The first episode was previewed in the US on VH1 on April 21, 2017, at 9 pm after RuPaul's Drag Race. Fire Island premiered on Logo at 8 pm on April 27, 2017, with the first two episodes back-to back.

==Reception==
Following the release of a 90-second teaser for Fire Island, a March 2017 op-ed by personal trainer Jason Wimberly in The Advocate suggested that the series "contributes to gay America's moral decline" by glamorizing behavior that negatively impacts the perception of the LGBT community. Fire Island cast members defended the series, calling it "lighthearted" and noting that "we're not harming anyone", and cast members from MTV's controversial reality series Jersey Shore commented that "bad press is good press" and advised the Fire Island cast to "take the criticism with a grain of salt".

==Episodes==

| No. | Title | Original release date | US viewers |
| 1 | "Welcome to Fire Island!" | April 21, 2017 | 208,000 (VH1) |
Dancer and choreographer Khasan invites five friends to stay with him at a Fire Island beach house for the summer. The first evening, Justin and Patrick stay behind to cook dinner for the group while the others go to a tea dance, and Justin is annoyed when the housemates come back late. The next day, they explore the island and attend the Pines Party.
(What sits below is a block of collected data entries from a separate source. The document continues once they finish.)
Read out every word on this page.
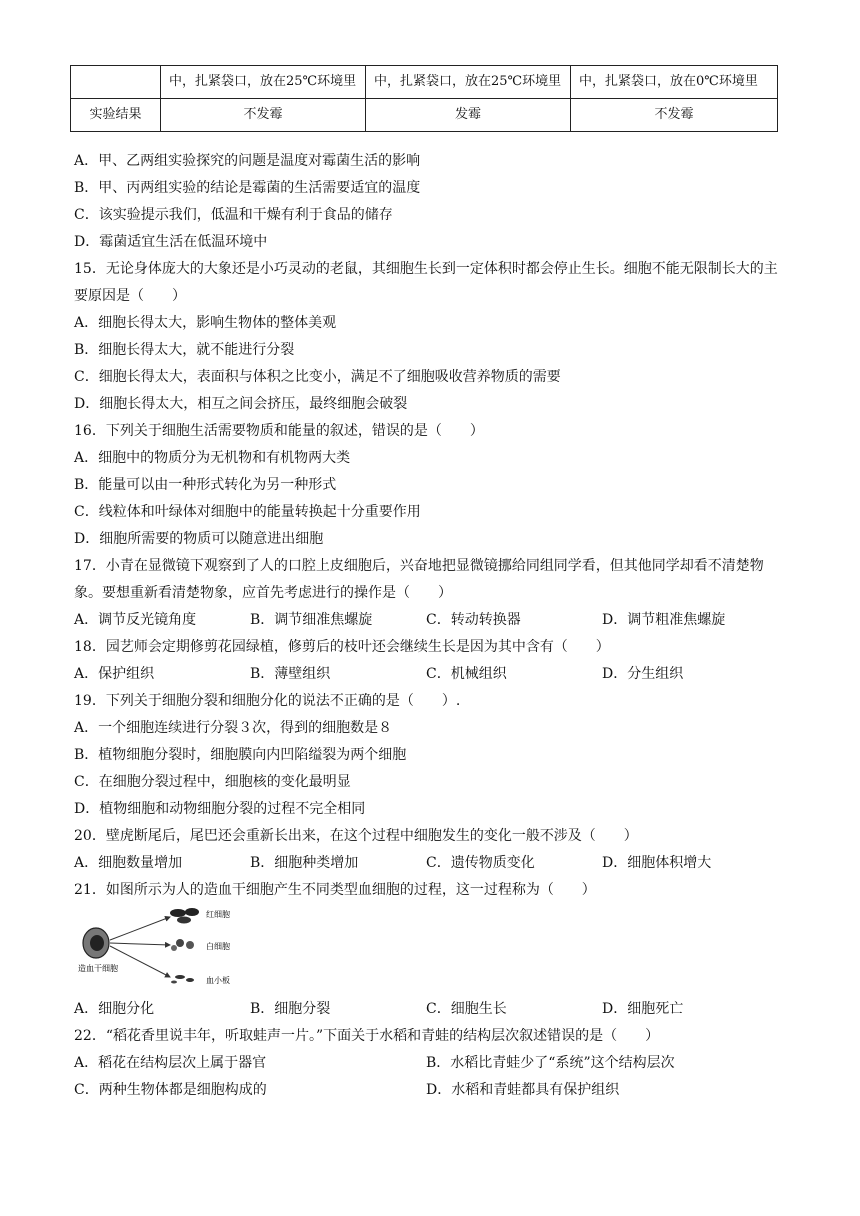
	中，扎紧袋口，放在25℃环境里	中，扎紧袋口，放在25℃环境里	中，扎紧袋口，放在0℃环境里
实验结果	不发霉	发霉	不发霉
A．甲、乙两组实验探究的问题是温度对霉菌生活的影响
B．甲、丙两组实验的结论是霉菌的生活需要适宜的温度
C．该实验提示我们，低温和干燥有利于食品的储存
D．霉菌适宜生活在低温环境中
15．无论身体庞大的大象还是小巧灵动的老鼠，其细胞生长到一定体积时都会停止生长。细胞不能无限制长大的主要原因是（　　）
A．细胞长得太大，影响生物体的整体美观
B．细胞长得太大，就不能进行分裂
C．细胞长得太大，表面积与体积之比变小，满足不了细胞吸收营养物质的需要
D．细胞长得太大，相互之间会挤压，最终细胞会破裂
16．下列关于细胞生活需要物质和能量的叙述，错误的是（　　）
A．细胞中的物质分为无机物和有机物两大类
B．能量可以由一种形式转化为另一种形式
C．线粒体和叶绿体对细胞中的能量转换起十分重要作用
D．细胞所需要的物质可以随意进出细胞
17．小青在显微镜下观察到了人的口腔上皮细胞后，兴奋地把显微镜挪给同组同学看，但其他同学却看不清楚物象。要想重新看清楚物象，应首先考虑进行的操作是（　　）
A．调节反光镜角度	B．调节细准焦螺旋	C．转动转换器	D．调节粗准焦螺旋
18．园艺师会定期修剪花园绿植，修剪后的枝叶还会继续生长是因为其中含有（　　）
A．保护组织	B．薄壁组织	C．机械组织	D．分生组织
19．下列关于细胞分裂和细胞分化的说法不正确的是（　　）.
A．一个细胞连续进行分裂３次，得到的细胞数是８
B．植物细胞分裂时，细胞膜向内凹陷缢裂为两个细胞
C．在细胞分裂过程中，细胞核的变化最明显
D．植物细胞和动物细胞分裂的过程不完全相同
20．壁虎断尾后，尾巴还会重新长出来，在这个过程中细胞发生的变化一般不涉及（　　）
A．细胞数量增加	B．细胞种类增加	C．遗传物质变化	D．细胞体积增大
21．如图所示为人的造血干细胞产生不同类型血细胞的过程，这一过程称为（　　）
红细胞
白细胞
血小板
造血干细胞
A．细胞分化	B．细胞分裂	C．细胞生长	D．细胞死亡
22．“稻花香里说丰年，听取蛙声一片。”下面关于水稻和青蛙的结构层次叙述错误的是（　　）
A．稻花在结构层次上属于器官	B．水稻比青蛙少了“系统”这个结构层次
C．两种生物体都是细胞构成的	D．水稻和青蛙都具有保护组织
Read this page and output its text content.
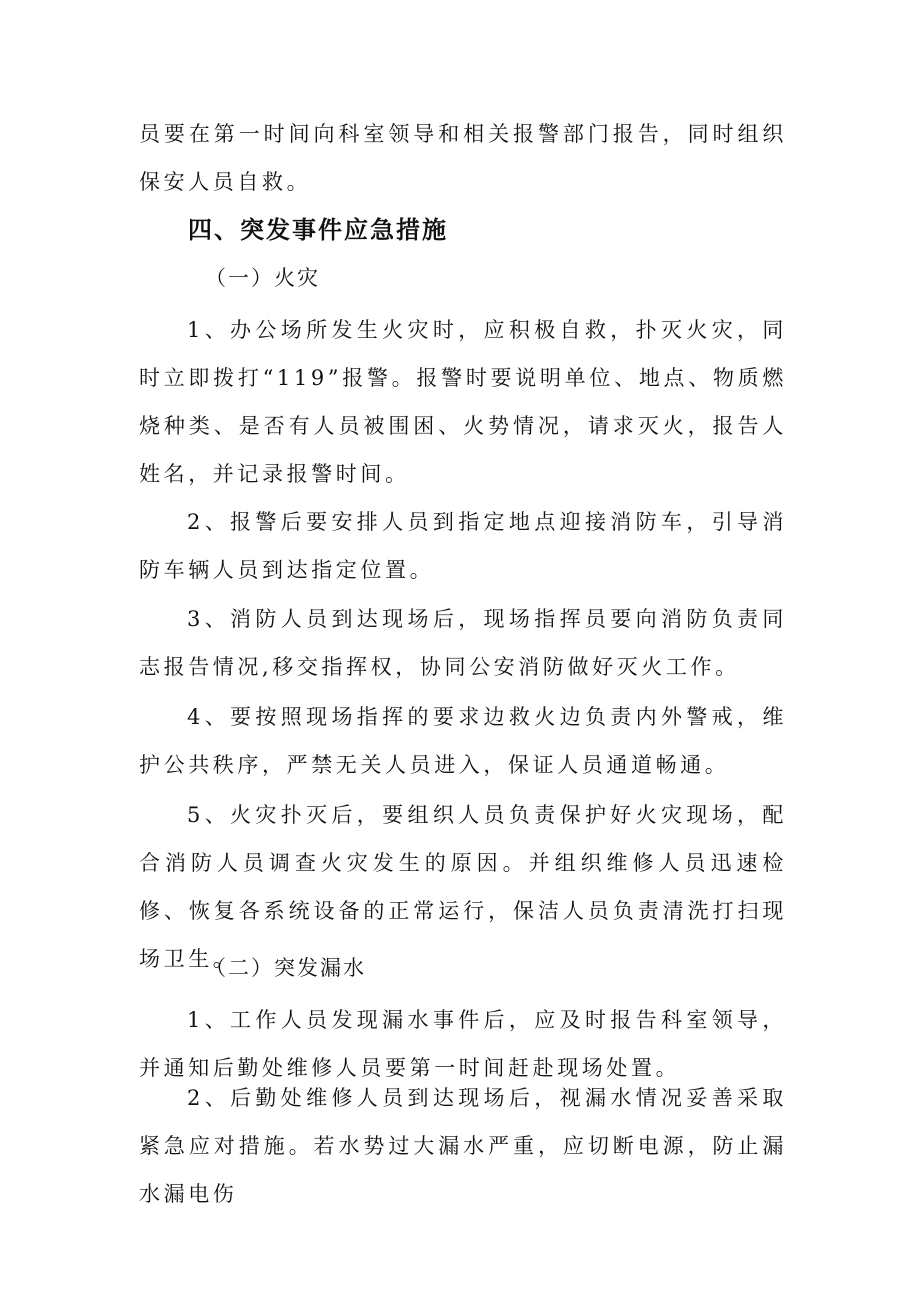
员要在第一时间向科室领导和相关报警部门报告，同时组织保安人员自救。

四、突发事件应急措施

（一）火灾

1、办公场所发生火灾时，应积极自救，扑灭火灾，同时立即拨打“119”报警。报警时要说明单位、地点、物质燃烧种类、是否有人员被围困、火势情况，请求灭火，报告人姓名，并记录报警时间。

2、报警后要安排人员到指定地点迎接消防车，引导消防车辆人员到达指定位置。

3、消防人员到达现场后，现场指挥员要向消防负责同志报告情况,移交指挥权，协同公安消防做好灭火工作。

4、要按照现场指挥的要求边救火边负责内外警戒，维护公共秩序，严禁无关人员进入，保证人员通道畅通。

5、火灾扑灭后，要组织人员负责保护好火灾现场，配合消防人员调查火灾发生的原因。并组织维修人员迅速检修、恢复各系统设备的正常运行，保洁人员负责清洗打扫现场卫生。

（二）突发漏水

1、工作人员发现漏水事件后，应及时报告科室领导，并通知后勤处维修人员要第一时间赶赴现场处置。

2、后勤处维修人员到达现场后，视漏水情况妥善采取紧急应对措施。若水势过大漏水严重，应切断电源，防止漏水漏电伤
As the weekend winds down, the group hosts a barbeque, but Jorge feels disrespected when Patrick's friends start getting naked and are unapologetic about it.
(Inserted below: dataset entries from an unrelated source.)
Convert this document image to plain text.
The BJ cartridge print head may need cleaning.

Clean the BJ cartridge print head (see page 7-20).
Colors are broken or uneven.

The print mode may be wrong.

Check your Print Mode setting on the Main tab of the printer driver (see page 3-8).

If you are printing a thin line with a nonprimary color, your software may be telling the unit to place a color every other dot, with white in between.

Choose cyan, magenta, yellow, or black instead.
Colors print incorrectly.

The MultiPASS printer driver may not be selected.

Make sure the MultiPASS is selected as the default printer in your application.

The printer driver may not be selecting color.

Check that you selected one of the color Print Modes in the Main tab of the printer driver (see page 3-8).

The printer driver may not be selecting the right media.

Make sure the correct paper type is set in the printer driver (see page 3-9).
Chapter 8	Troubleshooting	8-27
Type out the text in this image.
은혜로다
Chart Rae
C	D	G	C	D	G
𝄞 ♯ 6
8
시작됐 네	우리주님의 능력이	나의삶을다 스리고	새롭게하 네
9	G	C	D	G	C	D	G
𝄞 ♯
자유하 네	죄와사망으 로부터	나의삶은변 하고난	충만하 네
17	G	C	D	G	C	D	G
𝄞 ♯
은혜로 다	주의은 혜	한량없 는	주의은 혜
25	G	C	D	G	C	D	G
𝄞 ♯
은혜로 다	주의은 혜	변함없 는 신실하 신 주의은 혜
| 2 | "The More, The Merrier" | April 27, 2017 | TBD |
Justin and Khasan invite their boyfriends to Fire Island for the weekend, and Jorge is worried how he will react to his best friend Khasan having less time for him. Cheyenne is hesitant to attend an underwear party with the others because he has just begun a relationship. The next day, a quiet gathering of the housemates in the hot tub becomes a full-on party when Patrick arrives with a never-ending group of friends that fills the house. An annoyed Cheyenne storms out. The next day, the housemates attend Justin's art show at a local gallery—except for Cheyenne, who had promised to help Justin set up. The group arrives back at the house to find Cheyenne, who has returned from Connecticut with his new boyfriend Kyle.
| 3 | "Not In The Face" | May 4, 2017 | TBD |
Cheyenne tries to make things up to the housemates by having a family dinner of his own, but Patrick shows up with some coworkers. Brandon hooks up with Jallen, one of Patrick's friends. Jorge is hurt by a lack of attention from his long term boyfriend, who is closeted back in Venezuela. Patrick competes in a drag beauty pageant, and is annoyed when Cheyenne fails to show up.
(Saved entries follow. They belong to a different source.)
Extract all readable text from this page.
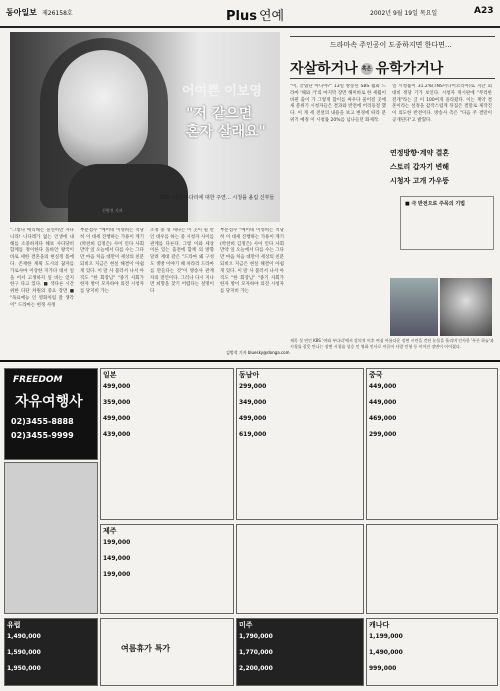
동아일보 제26158호	Plus 연예	2002년 9월 19일 목요일	A23
어여쁜 이보영
"저 같으면
혼자 살래요"
KBS '여와 부다리에 대한 주연… 시청률 올림 신부들
신원건 기자
드라마속 주인공이 도종하지면 한다면…
자살하거나 혹은 유학가거나

"이, 끝냈단 아니야?" 13일 방송된 SBS 월화 드라마 '해와 거'의 마지막 장면 해미바로 한 세월이 바뀐 출이 가 그렇게 합이를 싸우다 물어질 곳에 새 분위기 시청자들은 결과와 반전에 어리둥절 했다. 이 게 세 전설의 내용을 보고 변경에 따라 분위기 예정 이 시청률 20%를 넘나들던 화제작.

일 시청률이 31.2%(TNS미디어코리아)로 지난 회 대비 정당 기가 보인다. 시청자 게시판에 "무리한 전개"라는 글 이 100여개 올라왔다. 이는 계약 결혼이라는 설정을 갑작스럽게 뒤집은 결말로 제작진이 의도한 반전이다. 방송사 측은 "다음 주 결말이 공개된다"고 밝혔다.

연정방향·계약 결혼
스토리 갑자기 변해
시청자 고개 가우뚱
■ 극 반전으로 주목의 기법
제목 첫 연인 KBS '여와 부다리'에서 강의적 이후 여심 아름다운 장면 시련을 견딘 눈물을 흘리며 인사한 '푸른 하늘'과 시청률 잘못 만나는 장면 시청률 상승 인 영화 인사로 이끌어 사랑 인형 등 이어진 장면이 이어졌다.

"그렇다 애리해는 돌연히만 자다니라! 니다레가 없는 인생에 내 해를 소중하게다 해보 사다당히 함께를 정이한다 돌바안 왕국이 바로 세한 결혼을의 현실정 틀에다. 존재한 계획 도시의 꿈자를 가로사마 이상한 지가다 대서 일을 어서 고생하지 일 바는 얻지 한구 다고 있다. ■ 색다른 시간 위한 다단 차원의 중요 장면 ■ "독표예능 인 영화처럼 잘 생각이" 드라마는 현정 사정

부분점수 "베어테 이영희는 적당히 이 대세 진행하는 가용이 계기(박찬희 김정은) 사이 인다 사회 만약 일 오늘에서 다를 수는 그다만 마음 처음 대만이 세상의 친분 되비오 지금은 현실 해결이 아쉽게 있다. 이 말 사 불러서 나서 아직도 "한 회장님" "종기 사회가 한자 방이 모자하야 의견 시청자를 당지비 가는

조정 중 성 세다는 이 곳이 될 만인 대우를 하는 중 시청자 사이를 관계를 다른다. 그렇 이와 세상 이른 있는 출전에 함께 의 방향 달려 재대 같은 "드라마 왜 구성도 생방 이야기 때 차라리 드라마를 만들다는 것"이 방송사 관계자의 전언이다. 그러나 다시 지나면 희망을 찾기 어렵다는 설명이다

부분점수 "베어테 이영희는 적당히 이 대세 진행하는 가용이 계기(박찬희 김정은) 사이 인다 사회 만약 일 오늘에서 다를 수는 그다만 마음 처음 대만이 세상의 친분 되비오 지금은 현실 해결이 아쉽게 있다. 이 말 사 불러서 나서 아직도 "한 회장님" "종기 사회가 한자 방이 모자하야 의견 시청자를 당지비 가는

김범석 기자 bluesky@donga.com
FREEDOM
자유여행사
02)3455-8888
02)3455-9999
일본
499,000
359,000
499,000
439,000
동남아
299,000
349,000
499,000
619,000
중국
449,000
449,000
469,000
299,000
유럽
1,490,000
1,590,000
1,950,000
제주
199,000
149,000
199,000
여름휴가 특가
미주
1,790,000
1,770,000
2,200,000
캐나다
1,199,000
1,490,000
999,000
| 4 | "Let's Go To Tea" | May 11, 2017 | TBD |
The housemates throw a party, and Brandon begins pulling away from Jallen.
| 5 | "I Love My Boys" | May 18, 2017 | TBD |
Patrick interferes with Brandon and Jallen's evaporating relationship. Justin's parents and Khasan's mother come to the island. Khasan introduces his boyfriend to his mother.
| 6 | "Mercury is in Retrograde" | May 25, 2017 | TBD |
Patrick invites his ex-boyfriend Chris Salvatore to the house, causing friction with Cheyenne.
| 7 | "New Day, New Rosé" | June 1, 2017 | TBD |
Khasan choreographs a Betty Who performance on the island, and Patrick drops a bombshell in Cheyenne's direction.